As the housing market roared back to life in the United States this past spring, with demand far outpacing the available supply of homes, the new normal has come to include open houses with lines out the door, bidding wars, and homes selling for well over asking price. According to data from Zillow.com, 37 percent of homes now sell for over the asking price — up from 13 percent in 2018. The typical buyer pays about $2,200 over the asking price, or 0.6 percent, according to Realtor.com, based on a median list price nationwide of $367,000.

But nowhere else in America do homes sell for more over asking price than in Berkeley, California where roughly 80 percent of homes sell above the listed price, according to Zillow. In neighboring Oakland, it’s just over 70 percent of homes. Berkeley also has the highest overbid situation in the country, according to Realtor.com, with listings selling for an average of 19 percent over asking. In Oakland, the typical house goes for 11.2 percent above asking. Many, like the one Ms. Rohrer put an offer on go for much, much more — sometimes $1 million or more.

Daniel Stea, of Stea Realty Group, which has offices in Oakland and Berkeley, recently listed a home in Rockridge, a neighborhood on the border of Oakland and Berkeley known for its charming Craftsman homes and quick BART commute into San Francisco. The house, a 2,400-square-foot, four-bedroom brown-shingle Craftsman, has a large, renovated kitchen and a big backyard with a detached office studio. Mr. Stea listed it for $1.795 million. It sold in August for $3.075 million.

Homes often sell for so much more than their listed price in the Bay Area because brokers intentionally underprice listings to drum up as many offers as possible. Mr. Stea said that while he was surprised the Rockridge home went for as much as it did, he knew it would go for well above the asking price. “I’m a true believer in that the market will always tell the truth,” he said.

The strategy is to create something of a blind auction where buyers try to puzzle out a number that the sellers’ will actually accept and a number that’s higher than all the other offers. It’s a local quirk that everyone seems to acknowledge is just the way that things are done here.

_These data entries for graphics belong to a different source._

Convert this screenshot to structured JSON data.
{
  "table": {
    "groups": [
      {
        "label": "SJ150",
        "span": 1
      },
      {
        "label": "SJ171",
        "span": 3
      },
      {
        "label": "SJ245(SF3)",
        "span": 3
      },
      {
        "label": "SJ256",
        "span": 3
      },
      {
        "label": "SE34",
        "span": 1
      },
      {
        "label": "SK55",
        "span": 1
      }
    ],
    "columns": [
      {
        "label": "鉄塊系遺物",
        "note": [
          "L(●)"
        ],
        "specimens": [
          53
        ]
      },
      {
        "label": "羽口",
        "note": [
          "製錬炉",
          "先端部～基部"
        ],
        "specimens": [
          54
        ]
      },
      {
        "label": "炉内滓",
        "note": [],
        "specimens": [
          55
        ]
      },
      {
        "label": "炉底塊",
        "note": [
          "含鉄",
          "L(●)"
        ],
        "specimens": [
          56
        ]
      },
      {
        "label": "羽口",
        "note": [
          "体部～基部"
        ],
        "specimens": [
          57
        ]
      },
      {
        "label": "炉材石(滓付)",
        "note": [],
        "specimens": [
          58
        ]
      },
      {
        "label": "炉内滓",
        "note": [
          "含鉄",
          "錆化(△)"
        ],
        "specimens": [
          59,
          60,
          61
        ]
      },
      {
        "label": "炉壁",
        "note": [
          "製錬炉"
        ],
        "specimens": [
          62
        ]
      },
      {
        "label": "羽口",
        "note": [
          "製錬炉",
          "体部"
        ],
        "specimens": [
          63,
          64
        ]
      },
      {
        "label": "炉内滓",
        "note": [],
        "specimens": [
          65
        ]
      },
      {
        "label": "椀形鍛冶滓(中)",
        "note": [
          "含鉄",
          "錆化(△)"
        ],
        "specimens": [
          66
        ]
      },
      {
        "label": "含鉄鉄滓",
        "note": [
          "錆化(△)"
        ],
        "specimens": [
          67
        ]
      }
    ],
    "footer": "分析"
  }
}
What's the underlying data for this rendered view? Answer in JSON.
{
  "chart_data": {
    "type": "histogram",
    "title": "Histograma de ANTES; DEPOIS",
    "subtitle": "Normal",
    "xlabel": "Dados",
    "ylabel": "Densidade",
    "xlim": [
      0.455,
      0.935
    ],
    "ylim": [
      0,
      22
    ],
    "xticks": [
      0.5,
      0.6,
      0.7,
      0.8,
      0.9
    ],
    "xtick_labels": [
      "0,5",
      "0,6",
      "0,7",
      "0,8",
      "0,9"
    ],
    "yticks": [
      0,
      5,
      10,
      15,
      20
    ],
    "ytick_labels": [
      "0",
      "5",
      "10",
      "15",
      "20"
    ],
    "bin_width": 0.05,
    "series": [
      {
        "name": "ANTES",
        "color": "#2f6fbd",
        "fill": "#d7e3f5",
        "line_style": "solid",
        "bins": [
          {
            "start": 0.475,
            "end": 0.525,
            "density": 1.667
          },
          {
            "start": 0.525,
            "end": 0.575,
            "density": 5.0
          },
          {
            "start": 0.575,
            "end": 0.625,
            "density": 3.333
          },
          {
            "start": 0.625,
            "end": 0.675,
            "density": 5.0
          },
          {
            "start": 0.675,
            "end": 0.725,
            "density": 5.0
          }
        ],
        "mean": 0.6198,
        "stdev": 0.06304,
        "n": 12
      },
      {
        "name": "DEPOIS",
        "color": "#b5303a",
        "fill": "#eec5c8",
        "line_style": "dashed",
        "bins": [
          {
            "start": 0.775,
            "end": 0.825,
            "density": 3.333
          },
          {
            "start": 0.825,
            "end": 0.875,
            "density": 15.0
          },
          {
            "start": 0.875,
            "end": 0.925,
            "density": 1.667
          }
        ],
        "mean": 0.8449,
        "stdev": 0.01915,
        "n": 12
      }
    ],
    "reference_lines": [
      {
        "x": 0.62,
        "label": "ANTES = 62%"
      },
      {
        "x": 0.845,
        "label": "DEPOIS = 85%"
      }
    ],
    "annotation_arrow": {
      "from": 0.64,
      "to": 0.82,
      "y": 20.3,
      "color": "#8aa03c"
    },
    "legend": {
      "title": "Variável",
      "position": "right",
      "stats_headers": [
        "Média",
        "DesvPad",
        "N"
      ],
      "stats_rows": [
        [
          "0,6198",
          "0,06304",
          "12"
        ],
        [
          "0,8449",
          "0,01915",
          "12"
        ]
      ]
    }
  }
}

Buyers tend to loathe the underpricing — describing it as everything from “a sick game” to “bizarre.” But brokers say it works well for sellers. “Sellers want to keep the bidding war blind,” said Mr. Stea, who had the Rockridge house that sold for more than $1 million over asking. “But it disfavors buyers because they’re shooting in the dark.”

D.J. Grubb, president of The Grubb Company, a local brokerage, also attributed the extreme discrepancy between list prices and sale prices to a fast-moving market where home values have climbed quickly, making it tricky to accurately figure out the value of homes.

Agents in the area use a classic “merchandising strategy,” but take it to an extreme, says Mr. Grubb. Instead of using the retail trick of pricing a $1 million product at $999,000, agents in the area typically advise sellers to price a $1 million home to capture buyers shopping in the $750,000 price range, which means a list price of $749,000. That way, multiple offers will come in with the winning bid typically around $1 million. If enough offers come in, one might come in at $1.2 million — maybe from someone willing to pay a premium to put an end to their exhausting housing search, or someone who assumes home values will soon rise to meet what they’ve paid.

Sneha Madiath has been looking for the past six months in Oakland and Berkeley with a budget of $1.5 million and offering as much as 30 percent over asking. One house had a listing price of $900,000 and sold for $2.3 million. “You don’t know whether you should bid 20 percent over the asking price? Fifty percent over? Double it?” she said. “I feel like I’m in a John Malkovich movie.”